New Britain-based Stag Firearms LLC pleaded guilty Tuesday to violating federal firearms laws and as part of a plea agreement company president and owner Mark Malkowski agreed to sell the company and have no further ownership or management role in a gun manufacturer.

The company, with Malkowski serving as its representative, pleaded guilty in U.S. District Court in Hartford to a single felony count of possession of a machine gun not registered to the company.

The Bureau of Alcohol, Tobacco and Firearms is also revoking Stag’s federal license to manufacture firearms.

If there’s one thing that I know it’s not to piss off the ATF. As long as you play by the rules they will generally leave you alone. The moment you step over the line you become a huge target. In this case, Stag failed to do some basic record keeping in their manufacturing processes. As a result, the ATF came down on their heads like a ton of bricks, laying charges against the head of the company for the failure and closing their doors.

84 Responses to BREAKING: ATF Revokes Stag Arms’ Manufacturing License

  1. So after he sells the company will they be able to resume with a restored license? Company isnt worth much if they can’t make product.

    • I’d assume not under the current license. But the new owner just hast to purchase the assets and trademarks, etc. and form a new corporation. Call it Stag Arms LLC instead of Stag Firearms LLC, then apply for it’s own manufacturing license. Any association with the former company shouldn’t be a consideration.

    • They will set up a puppet owner, then sell the company to that person for $5 or whatever, retain the old owner as a consultant, being paid the same amount as he was before, then resubmit for a new license.

      • I doubt that will work. Malkowski wants to avoid his own personal felony. Not worth the risk. He got a hell of a deal this time. There won’t be another.

      • That is about what happened to Red Jacket after having Will Hayden brought back in after loosing their FFL and getting the deal for the TV show. Note that Hayden was allowed to be working in the gun industry but never to be able to get his FFL license back per the ATF deal. Malkowski is never allowed to work in the industry again per the plea deal terms. Also it is a bad idea to let someone back in if there was any wrong doing going on in the first place. Will Hayden did a number of deals on the side on behalf of Red Jacket but personally pocketed the money because everyone though that he was the owner (which was really Joe Meaux).

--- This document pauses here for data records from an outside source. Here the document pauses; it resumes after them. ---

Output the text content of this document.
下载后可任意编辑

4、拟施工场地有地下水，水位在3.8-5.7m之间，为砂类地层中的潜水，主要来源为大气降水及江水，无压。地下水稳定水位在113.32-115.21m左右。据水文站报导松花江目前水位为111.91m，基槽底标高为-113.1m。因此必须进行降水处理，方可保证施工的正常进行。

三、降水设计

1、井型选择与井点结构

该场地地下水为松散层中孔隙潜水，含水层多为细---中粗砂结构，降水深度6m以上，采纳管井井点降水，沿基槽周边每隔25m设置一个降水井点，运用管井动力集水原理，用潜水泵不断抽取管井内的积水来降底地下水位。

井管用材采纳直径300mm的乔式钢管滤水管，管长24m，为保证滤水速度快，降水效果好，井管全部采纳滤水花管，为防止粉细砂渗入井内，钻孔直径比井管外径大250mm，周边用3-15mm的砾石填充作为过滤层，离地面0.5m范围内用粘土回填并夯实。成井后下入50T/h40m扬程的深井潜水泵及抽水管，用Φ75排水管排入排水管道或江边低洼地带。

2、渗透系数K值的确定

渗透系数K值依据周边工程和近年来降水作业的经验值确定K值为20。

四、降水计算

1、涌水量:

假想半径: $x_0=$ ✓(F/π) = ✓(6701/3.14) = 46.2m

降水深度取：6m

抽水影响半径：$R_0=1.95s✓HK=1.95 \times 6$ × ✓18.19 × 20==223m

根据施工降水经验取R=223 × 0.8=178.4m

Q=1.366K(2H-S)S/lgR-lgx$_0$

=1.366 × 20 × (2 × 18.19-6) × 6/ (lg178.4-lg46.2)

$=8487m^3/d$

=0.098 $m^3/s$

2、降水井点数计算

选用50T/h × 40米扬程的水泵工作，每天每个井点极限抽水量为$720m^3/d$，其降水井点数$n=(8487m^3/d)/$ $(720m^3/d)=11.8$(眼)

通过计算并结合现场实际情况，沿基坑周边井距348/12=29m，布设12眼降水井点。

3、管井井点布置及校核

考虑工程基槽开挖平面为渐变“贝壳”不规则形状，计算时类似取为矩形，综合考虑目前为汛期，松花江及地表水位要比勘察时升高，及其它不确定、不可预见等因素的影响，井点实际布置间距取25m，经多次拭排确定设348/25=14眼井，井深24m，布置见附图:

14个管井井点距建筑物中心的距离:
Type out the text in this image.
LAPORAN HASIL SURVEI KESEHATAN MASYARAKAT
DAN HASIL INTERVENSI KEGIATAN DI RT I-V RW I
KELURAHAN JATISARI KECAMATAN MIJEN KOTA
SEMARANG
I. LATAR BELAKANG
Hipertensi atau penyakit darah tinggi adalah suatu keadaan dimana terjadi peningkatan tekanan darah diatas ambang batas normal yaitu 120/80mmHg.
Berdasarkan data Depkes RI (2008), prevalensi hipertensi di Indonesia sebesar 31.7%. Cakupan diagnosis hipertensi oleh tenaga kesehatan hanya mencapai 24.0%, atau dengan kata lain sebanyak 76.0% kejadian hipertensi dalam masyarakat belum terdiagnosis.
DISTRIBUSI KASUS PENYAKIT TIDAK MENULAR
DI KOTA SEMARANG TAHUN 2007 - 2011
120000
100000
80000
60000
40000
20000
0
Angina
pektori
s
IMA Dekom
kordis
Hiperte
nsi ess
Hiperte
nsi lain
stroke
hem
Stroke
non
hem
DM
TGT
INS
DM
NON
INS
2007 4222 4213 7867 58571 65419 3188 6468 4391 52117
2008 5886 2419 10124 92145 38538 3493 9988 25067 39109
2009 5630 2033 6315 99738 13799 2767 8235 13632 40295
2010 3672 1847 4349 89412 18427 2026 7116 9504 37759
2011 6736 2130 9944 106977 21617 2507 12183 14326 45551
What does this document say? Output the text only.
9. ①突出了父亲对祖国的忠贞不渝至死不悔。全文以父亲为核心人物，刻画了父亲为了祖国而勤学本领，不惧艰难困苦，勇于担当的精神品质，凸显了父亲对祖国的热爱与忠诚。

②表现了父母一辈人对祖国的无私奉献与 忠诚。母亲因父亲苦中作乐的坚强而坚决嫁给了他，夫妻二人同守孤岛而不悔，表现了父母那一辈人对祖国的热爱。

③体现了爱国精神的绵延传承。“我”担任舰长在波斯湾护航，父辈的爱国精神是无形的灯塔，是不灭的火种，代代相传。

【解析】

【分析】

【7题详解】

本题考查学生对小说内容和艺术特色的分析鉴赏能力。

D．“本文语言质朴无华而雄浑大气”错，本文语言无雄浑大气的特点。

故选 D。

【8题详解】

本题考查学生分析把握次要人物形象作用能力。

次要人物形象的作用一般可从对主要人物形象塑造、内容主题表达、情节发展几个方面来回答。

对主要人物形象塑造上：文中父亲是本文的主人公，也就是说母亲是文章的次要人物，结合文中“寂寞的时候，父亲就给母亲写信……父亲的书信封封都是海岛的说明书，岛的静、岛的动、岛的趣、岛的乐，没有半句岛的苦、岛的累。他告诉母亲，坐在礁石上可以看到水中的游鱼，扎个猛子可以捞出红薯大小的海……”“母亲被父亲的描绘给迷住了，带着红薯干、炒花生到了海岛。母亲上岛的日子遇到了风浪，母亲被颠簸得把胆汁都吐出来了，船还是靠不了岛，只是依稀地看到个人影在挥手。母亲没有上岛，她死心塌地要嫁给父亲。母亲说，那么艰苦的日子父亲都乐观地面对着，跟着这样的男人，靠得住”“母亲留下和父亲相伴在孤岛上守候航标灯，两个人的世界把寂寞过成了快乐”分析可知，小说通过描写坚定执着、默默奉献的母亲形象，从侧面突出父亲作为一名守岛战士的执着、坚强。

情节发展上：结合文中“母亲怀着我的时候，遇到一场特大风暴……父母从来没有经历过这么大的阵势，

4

        • Stag arms guy is now a convicted felon = no guns.
          Will Hayden is a convicted child molester = no guns.

          Yes…… Bad ideas all around from a business perspective.

        • You’re obviously not familiar with the goings on BEFORE he was convicted of molesting his daughters.

          When the show started filming, they had already lost their license, due to losing a bunch of machine guns.

          So they had one of their employees take over the FFL, and continued doing business.

        • Actually Hayden lost his FFL because they lost some guns in their bound book (he claimed the receivers were cut up/blemished for projects, or they could have been out the back door, who knows). The “lost machine guns” of which you speak were shipping issues and were not prosecuted by the ATF.

  2. Good job, getting the big headlines, BATFE.

    Maybe, one of these days, you’ll utilize your time, effort, and taxpayer funding to go after real criminals, committing actual crimes that have real victims and actual injury.

    • Assuming that this misconduct was actually committed and Stag was not framed by the ATF, it’s imperative that this sort of thing be shut down. If you’re allowed to get away with unrecorded firearms in your factory then there’s nothing preventing you from, say, slipping a few out the back to supply the Mexican drug cartels, and as we know that’s the ATF’s job and they don’t tolerate competition.

      • There is nothing preventing this from happening in the first place as long as you do it when the ATF isn’t there for an inspection.

        • Well I’m guessing the ATF doesn’t call ahead. Anyway, if the cartels wanted ARs that bad they could order up a bunch of 80% lowers and set up shop themselves. But 3rd world AKs are cheaper.

      • The cartels already get a lot of their guns free from the US and Mexican governments. Not to worry, everything government does is legal because the government makes, interprets and enforces the law.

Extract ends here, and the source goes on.